Le Valais se déchire autour de son aéroport. Sur les réseaux sociaux, comme au niveau politique, il y a ceux qui sont catastrophés et ceux qui sont soulagés de ne plus subir le bruit des avions de combat. Selon les Syndicats chrétiens, ce sont 150 emplois hautement qualifiés qui vont disparaître, dont près de 40 places d’apprentissage, ainsi qu’un centre de formation qui forme le quart des polymécaniciens du Valais romand. L’UDC estime que le retrait de l’armée est lié au désaccord entre la Ville de Sion – qui souhaitait le départ des ­avions de combat – et le Conseil d’Etat, qui souhaitait maintenir des vols militaires, mais en les limitant.
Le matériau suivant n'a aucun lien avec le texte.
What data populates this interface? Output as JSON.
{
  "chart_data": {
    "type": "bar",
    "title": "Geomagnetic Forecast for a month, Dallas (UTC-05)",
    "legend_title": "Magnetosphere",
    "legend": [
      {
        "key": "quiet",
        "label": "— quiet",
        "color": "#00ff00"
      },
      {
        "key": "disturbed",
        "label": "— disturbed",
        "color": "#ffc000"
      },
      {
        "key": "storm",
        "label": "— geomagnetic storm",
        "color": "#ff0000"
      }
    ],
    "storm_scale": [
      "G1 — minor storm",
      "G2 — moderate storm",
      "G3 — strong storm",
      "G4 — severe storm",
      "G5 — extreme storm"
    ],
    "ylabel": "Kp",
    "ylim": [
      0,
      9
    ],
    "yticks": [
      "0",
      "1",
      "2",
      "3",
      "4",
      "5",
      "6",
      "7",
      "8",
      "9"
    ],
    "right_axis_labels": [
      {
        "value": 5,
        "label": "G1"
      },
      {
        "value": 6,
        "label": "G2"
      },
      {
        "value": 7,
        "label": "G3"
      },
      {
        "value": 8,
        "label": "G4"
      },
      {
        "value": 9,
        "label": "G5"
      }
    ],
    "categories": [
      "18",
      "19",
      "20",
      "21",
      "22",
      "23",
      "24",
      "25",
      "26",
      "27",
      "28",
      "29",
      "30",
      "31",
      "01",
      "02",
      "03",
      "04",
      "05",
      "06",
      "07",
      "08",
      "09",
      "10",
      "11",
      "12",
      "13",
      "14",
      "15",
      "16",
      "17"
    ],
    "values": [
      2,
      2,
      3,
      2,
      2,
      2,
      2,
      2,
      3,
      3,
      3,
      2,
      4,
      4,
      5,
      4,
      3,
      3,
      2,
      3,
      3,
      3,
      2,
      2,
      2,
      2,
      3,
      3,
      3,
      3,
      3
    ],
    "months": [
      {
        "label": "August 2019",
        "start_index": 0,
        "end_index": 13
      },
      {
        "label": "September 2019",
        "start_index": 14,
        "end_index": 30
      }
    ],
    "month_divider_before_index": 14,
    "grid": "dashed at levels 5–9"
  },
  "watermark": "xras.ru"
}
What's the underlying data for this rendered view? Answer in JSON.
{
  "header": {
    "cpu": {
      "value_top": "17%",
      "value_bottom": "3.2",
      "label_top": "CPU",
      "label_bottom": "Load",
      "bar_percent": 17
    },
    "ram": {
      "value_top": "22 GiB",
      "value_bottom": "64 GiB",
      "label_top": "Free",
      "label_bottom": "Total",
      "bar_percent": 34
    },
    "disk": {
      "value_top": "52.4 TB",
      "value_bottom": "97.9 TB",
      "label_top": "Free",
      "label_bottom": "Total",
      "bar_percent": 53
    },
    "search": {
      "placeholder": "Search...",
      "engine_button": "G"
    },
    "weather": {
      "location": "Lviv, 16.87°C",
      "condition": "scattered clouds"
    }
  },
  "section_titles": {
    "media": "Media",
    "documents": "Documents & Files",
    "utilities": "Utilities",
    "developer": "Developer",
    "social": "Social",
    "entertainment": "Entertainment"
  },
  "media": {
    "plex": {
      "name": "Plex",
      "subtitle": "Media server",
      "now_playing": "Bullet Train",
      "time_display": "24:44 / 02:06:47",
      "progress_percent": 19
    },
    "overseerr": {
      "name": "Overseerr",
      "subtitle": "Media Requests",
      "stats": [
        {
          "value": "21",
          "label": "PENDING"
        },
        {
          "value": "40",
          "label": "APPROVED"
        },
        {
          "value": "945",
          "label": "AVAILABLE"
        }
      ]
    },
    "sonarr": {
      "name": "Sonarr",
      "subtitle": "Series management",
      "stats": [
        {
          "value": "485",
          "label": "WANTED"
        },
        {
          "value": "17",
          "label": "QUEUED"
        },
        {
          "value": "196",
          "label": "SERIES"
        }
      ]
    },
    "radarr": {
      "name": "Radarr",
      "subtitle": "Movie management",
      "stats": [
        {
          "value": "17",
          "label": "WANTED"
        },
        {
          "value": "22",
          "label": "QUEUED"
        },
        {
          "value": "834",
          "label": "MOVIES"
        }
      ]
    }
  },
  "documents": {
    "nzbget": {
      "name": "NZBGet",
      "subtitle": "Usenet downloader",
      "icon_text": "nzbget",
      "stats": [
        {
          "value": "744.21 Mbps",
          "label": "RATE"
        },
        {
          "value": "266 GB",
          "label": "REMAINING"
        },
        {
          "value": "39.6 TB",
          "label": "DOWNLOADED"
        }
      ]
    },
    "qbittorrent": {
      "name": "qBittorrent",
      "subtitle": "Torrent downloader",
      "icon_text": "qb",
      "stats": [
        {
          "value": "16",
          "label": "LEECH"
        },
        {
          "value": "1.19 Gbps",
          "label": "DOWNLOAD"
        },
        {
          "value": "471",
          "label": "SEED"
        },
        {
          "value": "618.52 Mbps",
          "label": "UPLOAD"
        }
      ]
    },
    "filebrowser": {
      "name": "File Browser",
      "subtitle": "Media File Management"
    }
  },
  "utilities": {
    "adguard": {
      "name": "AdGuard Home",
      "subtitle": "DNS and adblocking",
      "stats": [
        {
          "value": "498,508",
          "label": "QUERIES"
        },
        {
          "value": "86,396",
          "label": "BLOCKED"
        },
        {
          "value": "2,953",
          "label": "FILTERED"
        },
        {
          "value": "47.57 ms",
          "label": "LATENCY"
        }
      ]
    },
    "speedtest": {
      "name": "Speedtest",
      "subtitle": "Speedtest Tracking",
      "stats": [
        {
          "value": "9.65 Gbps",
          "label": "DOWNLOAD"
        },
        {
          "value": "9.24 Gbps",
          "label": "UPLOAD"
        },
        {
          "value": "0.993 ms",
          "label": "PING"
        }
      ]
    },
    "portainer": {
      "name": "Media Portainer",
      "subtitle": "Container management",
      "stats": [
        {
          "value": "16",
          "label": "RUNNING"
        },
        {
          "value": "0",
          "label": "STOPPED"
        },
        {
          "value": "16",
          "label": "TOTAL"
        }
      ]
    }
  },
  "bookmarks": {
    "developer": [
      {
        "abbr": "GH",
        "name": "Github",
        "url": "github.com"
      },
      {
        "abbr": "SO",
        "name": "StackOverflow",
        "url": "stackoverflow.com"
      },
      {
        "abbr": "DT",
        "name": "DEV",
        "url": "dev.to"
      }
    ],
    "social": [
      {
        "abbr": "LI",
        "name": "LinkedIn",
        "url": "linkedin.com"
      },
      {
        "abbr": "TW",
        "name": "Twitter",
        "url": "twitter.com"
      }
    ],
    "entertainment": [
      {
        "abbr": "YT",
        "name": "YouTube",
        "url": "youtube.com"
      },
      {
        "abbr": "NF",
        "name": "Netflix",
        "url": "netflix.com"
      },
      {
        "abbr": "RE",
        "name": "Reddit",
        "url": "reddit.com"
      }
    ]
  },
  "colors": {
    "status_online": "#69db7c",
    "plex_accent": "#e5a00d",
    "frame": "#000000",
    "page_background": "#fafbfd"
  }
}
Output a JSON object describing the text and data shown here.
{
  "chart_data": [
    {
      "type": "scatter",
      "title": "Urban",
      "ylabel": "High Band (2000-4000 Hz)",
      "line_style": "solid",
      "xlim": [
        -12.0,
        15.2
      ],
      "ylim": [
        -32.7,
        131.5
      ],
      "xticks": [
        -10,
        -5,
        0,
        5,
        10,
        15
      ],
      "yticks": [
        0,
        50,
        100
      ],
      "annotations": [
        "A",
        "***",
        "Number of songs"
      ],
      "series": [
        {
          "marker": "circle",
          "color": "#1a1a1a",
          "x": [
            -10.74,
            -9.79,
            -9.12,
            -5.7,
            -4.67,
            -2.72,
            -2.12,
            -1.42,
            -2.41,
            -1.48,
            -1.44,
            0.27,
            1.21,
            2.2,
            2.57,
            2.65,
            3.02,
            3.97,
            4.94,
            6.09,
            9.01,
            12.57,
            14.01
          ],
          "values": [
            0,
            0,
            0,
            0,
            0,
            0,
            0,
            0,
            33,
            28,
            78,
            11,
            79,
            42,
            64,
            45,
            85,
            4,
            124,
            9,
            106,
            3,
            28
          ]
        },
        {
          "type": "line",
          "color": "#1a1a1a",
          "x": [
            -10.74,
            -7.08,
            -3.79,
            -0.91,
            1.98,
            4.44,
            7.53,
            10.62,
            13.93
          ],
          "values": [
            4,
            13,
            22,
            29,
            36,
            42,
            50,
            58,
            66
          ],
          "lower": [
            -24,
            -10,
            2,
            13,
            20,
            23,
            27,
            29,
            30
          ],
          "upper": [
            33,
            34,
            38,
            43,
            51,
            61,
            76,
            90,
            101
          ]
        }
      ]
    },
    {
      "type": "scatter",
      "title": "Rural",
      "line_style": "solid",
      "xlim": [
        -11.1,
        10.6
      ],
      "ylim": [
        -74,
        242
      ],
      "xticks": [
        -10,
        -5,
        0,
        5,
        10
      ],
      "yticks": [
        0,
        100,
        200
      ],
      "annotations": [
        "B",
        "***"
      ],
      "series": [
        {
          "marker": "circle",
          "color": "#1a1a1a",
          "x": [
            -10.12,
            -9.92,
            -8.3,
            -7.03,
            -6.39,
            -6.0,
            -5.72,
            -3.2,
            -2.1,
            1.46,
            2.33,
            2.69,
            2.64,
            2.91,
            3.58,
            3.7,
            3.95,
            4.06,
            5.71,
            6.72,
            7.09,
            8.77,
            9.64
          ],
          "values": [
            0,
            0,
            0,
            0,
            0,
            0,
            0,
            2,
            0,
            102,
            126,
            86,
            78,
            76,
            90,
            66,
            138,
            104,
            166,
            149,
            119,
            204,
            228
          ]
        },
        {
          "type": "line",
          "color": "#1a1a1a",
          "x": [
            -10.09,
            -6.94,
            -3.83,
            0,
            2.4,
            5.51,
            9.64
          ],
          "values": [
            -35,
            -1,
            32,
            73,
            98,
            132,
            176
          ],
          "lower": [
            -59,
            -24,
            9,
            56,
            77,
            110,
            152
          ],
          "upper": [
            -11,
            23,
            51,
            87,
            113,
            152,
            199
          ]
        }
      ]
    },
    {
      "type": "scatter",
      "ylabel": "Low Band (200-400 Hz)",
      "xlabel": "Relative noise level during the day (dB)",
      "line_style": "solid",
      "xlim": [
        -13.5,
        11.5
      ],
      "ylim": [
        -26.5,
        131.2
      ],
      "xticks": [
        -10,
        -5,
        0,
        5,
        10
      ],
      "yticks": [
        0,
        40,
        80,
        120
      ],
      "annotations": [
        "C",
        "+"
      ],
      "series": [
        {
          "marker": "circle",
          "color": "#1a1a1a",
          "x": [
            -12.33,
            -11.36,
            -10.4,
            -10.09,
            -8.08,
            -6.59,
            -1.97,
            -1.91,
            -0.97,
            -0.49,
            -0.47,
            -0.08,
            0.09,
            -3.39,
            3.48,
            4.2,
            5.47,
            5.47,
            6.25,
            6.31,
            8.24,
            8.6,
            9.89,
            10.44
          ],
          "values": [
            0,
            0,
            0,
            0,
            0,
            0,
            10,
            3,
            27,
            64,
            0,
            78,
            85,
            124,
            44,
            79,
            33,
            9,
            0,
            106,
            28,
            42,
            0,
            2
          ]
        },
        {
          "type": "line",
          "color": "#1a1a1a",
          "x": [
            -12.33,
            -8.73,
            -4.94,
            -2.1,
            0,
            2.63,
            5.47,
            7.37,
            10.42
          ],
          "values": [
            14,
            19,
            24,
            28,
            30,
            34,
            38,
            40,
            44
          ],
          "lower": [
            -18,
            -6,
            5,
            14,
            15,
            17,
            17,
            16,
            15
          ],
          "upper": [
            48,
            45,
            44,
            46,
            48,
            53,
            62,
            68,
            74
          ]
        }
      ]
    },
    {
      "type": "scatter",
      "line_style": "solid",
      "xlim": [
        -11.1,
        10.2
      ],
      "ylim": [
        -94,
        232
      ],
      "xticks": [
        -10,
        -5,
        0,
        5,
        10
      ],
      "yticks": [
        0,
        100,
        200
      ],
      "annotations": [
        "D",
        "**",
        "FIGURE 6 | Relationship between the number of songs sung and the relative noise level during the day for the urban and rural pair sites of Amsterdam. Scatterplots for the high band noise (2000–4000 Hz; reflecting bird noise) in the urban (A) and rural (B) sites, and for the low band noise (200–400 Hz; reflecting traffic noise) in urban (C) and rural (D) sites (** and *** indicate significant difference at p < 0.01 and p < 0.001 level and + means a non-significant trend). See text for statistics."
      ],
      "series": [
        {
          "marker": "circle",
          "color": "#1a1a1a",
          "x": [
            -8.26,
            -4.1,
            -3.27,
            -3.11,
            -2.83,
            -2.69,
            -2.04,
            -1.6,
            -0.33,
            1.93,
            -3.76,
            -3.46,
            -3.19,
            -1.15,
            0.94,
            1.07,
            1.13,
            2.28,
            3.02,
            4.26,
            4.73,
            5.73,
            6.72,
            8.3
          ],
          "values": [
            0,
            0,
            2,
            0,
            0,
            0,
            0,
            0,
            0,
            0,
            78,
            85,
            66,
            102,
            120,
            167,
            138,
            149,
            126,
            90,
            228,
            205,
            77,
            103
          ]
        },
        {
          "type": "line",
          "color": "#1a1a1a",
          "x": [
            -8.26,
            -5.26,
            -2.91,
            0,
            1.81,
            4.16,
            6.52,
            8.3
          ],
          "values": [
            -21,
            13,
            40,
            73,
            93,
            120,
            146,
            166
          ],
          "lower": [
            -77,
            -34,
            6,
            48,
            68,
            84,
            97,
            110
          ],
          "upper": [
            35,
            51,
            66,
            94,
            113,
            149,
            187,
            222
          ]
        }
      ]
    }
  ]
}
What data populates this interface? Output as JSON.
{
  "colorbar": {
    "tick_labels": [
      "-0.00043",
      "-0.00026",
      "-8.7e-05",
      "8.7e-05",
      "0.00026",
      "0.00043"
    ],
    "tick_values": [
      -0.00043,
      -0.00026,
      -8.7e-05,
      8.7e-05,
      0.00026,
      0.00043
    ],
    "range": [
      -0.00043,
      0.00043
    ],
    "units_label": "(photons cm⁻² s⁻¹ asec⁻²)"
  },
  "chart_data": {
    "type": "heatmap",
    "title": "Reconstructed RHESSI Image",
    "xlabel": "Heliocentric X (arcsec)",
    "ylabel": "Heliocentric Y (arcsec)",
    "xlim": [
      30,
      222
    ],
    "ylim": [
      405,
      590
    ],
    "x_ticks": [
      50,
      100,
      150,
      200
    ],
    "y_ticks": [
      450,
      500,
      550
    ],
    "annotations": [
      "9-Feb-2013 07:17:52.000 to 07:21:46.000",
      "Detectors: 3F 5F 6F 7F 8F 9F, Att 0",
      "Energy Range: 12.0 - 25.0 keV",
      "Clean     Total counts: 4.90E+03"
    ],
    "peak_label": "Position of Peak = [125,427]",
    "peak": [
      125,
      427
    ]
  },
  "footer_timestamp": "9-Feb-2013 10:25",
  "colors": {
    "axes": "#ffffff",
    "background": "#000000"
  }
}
Alors, l’UDC accuse. «Cette décision catastrophique, le Valais la doit avant tout à un homme, Marcel Maurer (président PLR de Sion), qui aura été le véritable fossoyeur de l’aéroport militaire et de ses 170 emplois et places d’apprentissage qualifiées», déclarait le parti mardi matin. Joint par Le Temps, le conseiller d’Etat UDC Oskar Freysinger estime que tout n’est pas bétonné. Il y aurait encore une carte à jouer si la Ville de Sion écrit une lettre disant qu’elle est favorable aux vols militaires. Mais, comme son parti, il renvoie la responsabilité de la fermeture de la base aérienne sur le président de la Ville. «Le PS déplore fermement l’attitude du Conseil d’Etat qui désigne la Ville de Sion comme principal traître à la patrie», rétorque la gauche. «Oskar Freysinger et certains conseillers nationaux comme Yannick Buttet ont l’art de faire reposer la responsabilité sur la Ville, mais en tant qu’élus fédéraux ils ont bien davantage de relais à Berne pour maintenir l’aéroport de Sion», se défend Marcel Maurer. «D’autant que, dans une lettre de juin 2013, l’armée faisait savoir au Conseil d’Etat que ses exigences ne lui convenaient pas plus que les nôtres.»

Pour le PS, les Verts et l’Association des riverains de l’aéroport, le départ de l’armée est une chance pour le Valais. «L’aérodrome militaire est aujourd’hui un frein au développement économique et touristique du Valais central, écrivent les Verts. Les nuisances sonores de l’aérodrome militaire empêchent tout développement de la ville dans le secteur sous-gare selon une expertise juridique commandée par la Ville de Sion.» Sous cet angle-là, Marcel Maurer est en effet plutôt satisfait de la décision fédérale.

Des emplois civils?

Outre ces accusations mutuelles, les partis ne sont pas d’accord sur l’avenir de l’aéroport civil. Pour l’UDC et le PDC, il n’a que peu de chances de survivre sans l’armée. «Il y a eu de nombreuses tentatives pour le développer mais aucune d’elles n’a duré», souligne le vice-président du PDC, Serge Métrailler. «L’aéroport civil peut se développer et créer des emplois supplémentaires, la Ville n’a d’ailleurs pas attendu aujourd’hui pour se mettre au travail», estime Marcel Maurer. Les Verts jugent que l’avenir de l’aéroport est à l’aviation de plaisance, tandis que le PS prône le développement d’une économie forte dans le domaine de l’énergie.